New York Times map; mine site lies in two watersheds |
The project, located "right near the headwaters of some of Bristol Bay’s major salmon rivers," has "encountered stiff opposition from local fishermen, Alaskan Native groups, and their environmental and political allies around the country," Sohn writes. "Early last year, the combination of bad PR, spooked investors, declining copper prices, logistical and infrastructural challenges, unresolved court battles, and a proposed intervention by the Environmental Protection Agency seemed to have rendered Pebble an extreme long shot. Northern Dynasty’s stock, worth twenty-one dollars a share five years earlier, bottomed out at twenty-one cents."
"On Nov. 9, the day after Donald Trump won, Northern Dynasty’s share price jumped twenty-five per cent; by early February of this year, it had more than quadrupled in value," Sohn writes. "Soon the company was being touted as a virtual sure thing in investor newsletters and chat rooms—'Trump’s gold' became a popular refrain." While "Republicans in Congress have long seen Pebble as a casualty of the EPA’s regulatory overreach, the Trump Administration has made no public statements concerning the mine, nor has it had any direct contact with Northern Dynasty."
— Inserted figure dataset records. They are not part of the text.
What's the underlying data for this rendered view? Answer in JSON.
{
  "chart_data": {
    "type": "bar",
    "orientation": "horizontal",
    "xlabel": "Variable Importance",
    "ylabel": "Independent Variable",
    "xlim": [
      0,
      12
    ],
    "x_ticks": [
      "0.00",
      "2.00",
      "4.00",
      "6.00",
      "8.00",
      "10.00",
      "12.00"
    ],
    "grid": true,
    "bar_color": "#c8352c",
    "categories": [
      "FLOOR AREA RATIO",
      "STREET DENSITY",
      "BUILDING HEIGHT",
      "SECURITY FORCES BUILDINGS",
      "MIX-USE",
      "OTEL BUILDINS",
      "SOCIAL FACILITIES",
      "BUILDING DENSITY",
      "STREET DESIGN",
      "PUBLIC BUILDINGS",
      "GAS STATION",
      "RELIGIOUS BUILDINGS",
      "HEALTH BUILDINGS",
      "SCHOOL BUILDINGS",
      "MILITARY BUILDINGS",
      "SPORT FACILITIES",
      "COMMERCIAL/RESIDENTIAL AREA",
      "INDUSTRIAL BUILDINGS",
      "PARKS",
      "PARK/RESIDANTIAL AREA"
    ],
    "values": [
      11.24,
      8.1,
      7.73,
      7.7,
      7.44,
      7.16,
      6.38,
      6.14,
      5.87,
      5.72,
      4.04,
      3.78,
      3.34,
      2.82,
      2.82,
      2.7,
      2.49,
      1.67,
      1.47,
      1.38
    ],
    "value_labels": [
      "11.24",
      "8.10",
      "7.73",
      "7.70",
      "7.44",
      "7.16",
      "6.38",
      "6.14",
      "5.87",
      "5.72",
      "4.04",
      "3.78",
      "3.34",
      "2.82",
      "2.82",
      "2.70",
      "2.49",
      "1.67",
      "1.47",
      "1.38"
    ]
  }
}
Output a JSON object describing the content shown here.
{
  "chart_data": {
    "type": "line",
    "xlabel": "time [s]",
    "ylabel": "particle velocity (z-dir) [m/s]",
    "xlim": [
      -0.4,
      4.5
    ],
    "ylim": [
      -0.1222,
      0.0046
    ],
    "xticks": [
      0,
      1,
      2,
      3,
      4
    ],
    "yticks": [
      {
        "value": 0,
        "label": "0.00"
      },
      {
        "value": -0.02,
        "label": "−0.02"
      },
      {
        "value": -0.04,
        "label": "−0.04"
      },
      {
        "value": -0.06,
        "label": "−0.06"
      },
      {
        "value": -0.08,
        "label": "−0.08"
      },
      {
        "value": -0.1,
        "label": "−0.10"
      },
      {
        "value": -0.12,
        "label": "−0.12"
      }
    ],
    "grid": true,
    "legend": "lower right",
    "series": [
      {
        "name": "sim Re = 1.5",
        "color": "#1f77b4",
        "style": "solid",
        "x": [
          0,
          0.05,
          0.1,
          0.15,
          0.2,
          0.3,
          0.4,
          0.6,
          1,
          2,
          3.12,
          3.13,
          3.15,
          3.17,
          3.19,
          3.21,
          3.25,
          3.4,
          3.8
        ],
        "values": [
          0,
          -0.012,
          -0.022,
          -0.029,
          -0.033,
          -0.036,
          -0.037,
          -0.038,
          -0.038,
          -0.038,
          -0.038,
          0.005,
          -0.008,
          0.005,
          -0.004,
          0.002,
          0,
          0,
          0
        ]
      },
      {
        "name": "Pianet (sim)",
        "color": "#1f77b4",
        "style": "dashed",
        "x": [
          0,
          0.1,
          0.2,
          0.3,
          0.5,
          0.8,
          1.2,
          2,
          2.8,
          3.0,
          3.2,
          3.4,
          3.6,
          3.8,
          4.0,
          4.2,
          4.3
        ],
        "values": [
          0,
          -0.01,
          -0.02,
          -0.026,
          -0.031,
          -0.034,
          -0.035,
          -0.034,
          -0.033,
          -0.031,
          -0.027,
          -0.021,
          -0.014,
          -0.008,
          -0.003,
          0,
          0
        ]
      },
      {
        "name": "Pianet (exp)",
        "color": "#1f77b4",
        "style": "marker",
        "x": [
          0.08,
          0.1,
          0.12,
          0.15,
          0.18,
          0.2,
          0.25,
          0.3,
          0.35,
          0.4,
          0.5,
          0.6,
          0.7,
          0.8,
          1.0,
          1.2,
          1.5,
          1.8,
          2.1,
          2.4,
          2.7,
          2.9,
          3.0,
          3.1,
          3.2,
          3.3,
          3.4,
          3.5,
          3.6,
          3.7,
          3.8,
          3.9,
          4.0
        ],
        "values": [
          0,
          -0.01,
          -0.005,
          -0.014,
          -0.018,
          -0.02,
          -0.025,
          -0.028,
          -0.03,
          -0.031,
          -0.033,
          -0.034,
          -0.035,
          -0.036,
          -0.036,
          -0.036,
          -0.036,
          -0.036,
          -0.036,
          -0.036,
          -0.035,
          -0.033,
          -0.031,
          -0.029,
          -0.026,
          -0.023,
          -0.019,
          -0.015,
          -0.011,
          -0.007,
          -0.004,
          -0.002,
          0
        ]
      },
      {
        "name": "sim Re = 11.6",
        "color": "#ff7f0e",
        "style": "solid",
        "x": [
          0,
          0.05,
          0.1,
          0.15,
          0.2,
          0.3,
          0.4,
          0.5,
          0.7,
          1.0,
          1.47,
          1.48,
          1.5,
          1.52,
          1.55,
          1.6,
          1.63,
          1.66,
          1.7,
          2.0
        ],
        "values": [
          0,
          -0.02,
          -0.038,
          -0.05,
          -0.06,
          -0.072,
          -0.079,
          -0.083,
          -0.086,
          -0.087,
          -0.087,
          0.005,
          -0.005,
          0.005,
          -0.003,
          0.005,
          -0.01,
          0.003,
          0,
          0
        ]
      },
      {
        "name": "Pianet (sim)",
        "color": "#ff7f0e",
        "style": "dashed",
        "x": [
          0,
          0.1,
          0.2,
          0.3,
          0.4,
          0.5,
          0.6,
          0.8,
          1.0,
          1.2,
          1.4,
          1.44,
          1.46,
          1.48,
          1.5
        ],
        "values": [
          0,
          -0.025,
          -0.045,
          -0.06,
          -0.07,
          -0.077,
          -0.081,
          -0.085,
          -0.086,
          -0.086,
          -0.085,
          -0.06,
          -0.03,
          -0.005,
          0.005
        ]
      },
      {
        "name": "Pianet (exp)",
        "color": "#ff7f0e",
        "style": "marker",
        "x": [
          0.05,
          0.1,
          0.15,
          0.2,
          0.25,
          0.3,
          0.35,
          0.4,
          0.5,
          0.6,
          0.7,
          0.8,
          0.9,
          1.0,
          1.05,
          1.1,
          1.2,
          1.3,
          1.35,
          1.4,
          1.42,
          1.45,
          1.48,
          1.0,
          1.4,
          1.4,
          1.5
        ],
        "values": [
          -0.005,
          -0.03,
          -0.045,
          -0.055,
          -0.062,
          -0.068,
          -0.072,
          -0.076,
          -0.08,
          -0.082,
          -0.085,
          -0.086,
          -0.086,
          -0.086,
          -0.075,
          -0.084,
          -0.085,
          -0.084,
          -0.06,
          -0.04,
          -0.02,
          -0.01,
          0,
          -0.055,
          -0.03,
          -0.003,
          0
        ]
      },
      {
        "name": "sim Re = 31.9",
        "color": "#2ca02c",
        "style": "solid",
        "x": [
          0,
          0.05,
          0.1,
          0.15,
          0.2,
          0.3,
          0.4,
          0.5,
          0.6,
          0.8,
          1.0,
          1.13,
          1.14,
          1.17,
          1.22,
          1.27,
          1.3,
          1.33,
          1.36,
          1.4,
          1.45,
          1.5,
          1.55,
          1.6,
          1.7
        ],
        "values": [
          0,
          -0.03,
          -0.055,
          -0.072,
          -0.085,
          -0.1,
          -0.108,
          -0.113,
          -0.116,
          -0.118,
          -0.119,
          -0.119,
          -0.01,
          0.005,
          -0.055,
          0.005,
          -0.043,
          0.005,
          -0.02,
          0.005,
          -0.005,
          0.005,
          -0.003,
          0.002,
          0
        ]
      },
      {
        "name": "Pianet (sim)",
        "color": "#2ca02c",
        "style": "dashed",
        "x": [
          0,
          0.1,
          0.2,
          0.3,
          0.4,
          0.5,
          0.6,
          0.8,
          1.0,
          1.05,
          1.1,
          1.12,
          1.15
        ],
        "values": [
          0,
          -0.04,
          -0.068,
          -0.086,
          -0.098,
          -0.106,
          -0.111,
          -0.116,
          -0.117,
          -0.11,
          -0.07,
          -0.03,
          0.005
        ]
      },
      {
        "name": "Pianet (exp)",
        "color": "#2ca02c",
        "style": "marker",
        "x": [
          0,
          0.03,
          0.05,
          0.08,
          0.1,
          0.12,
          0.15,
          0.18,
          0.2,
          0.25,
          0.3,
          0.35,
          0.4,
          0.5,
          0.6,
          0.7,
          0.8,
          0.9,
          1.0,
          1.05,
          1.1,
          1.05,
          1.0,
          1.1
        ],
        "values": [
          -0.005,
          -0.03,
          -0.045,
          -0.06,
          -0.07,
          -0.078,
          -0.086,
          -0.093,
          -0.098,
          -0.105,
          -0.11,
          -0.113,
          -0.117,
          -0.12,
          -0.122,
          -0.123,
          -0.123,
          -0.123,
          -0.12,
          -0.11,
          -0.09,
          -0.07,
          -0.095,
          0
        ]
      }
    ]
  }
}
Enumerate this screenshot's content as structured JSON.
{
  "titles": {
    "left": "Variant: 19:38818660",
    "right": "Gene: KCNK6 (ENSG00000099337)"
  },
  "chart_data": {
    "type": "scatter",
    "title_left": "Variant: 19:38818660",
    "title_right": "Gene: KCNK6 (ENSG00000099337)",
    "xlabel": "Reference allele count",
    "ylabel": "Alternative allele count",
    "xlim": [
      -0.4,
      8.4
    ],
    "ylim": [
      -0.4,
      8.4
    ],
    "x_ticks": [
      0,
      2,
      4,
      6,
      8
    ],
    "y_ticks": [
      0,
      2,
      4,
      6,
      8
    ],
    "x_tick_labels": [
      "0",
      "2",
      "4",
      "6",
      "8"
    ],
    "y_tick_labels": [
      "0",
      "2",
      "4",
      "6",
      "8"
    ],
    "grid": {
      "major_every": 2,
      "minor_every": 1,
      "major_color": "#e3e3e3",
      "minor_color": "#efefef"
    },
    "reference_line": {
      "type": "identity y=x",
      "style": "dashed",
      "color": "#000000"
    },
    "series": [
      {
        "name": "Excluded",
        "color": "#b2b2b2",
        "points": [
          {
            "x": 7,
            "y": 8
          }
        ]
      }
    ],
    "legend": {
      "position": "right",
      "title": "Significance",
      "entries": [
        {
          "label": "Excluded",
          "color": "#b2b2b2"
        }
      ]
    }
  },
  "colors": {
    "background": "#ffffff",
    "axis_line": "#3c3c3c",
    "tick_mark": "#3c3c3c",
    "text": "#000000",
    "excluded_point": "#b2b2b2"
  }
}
“Even if EPA stands down and a major investor comes on board, the mine still faces a daunting level of local activism and opposition," Sohn writes. Tim Bristol, the executive director of the Alaskan conservation group SalmonState, told him, “Pebble does not have an EPA problem. They have an Alaska problem. It’s the development project that Alaskans love to hate.”
The mine is unpopular in Alaska, and only getting more so, Sohn writes. Gov. Bill Walker, an independent, "has spoken out against the mine, and the GOP-dominated state legislature has grown increasingly skeptical—a particularly important development, since a 2014 ballot measure, supported by two-thirds of voters, gave it veto power over any mine proposal in Bristol Bay."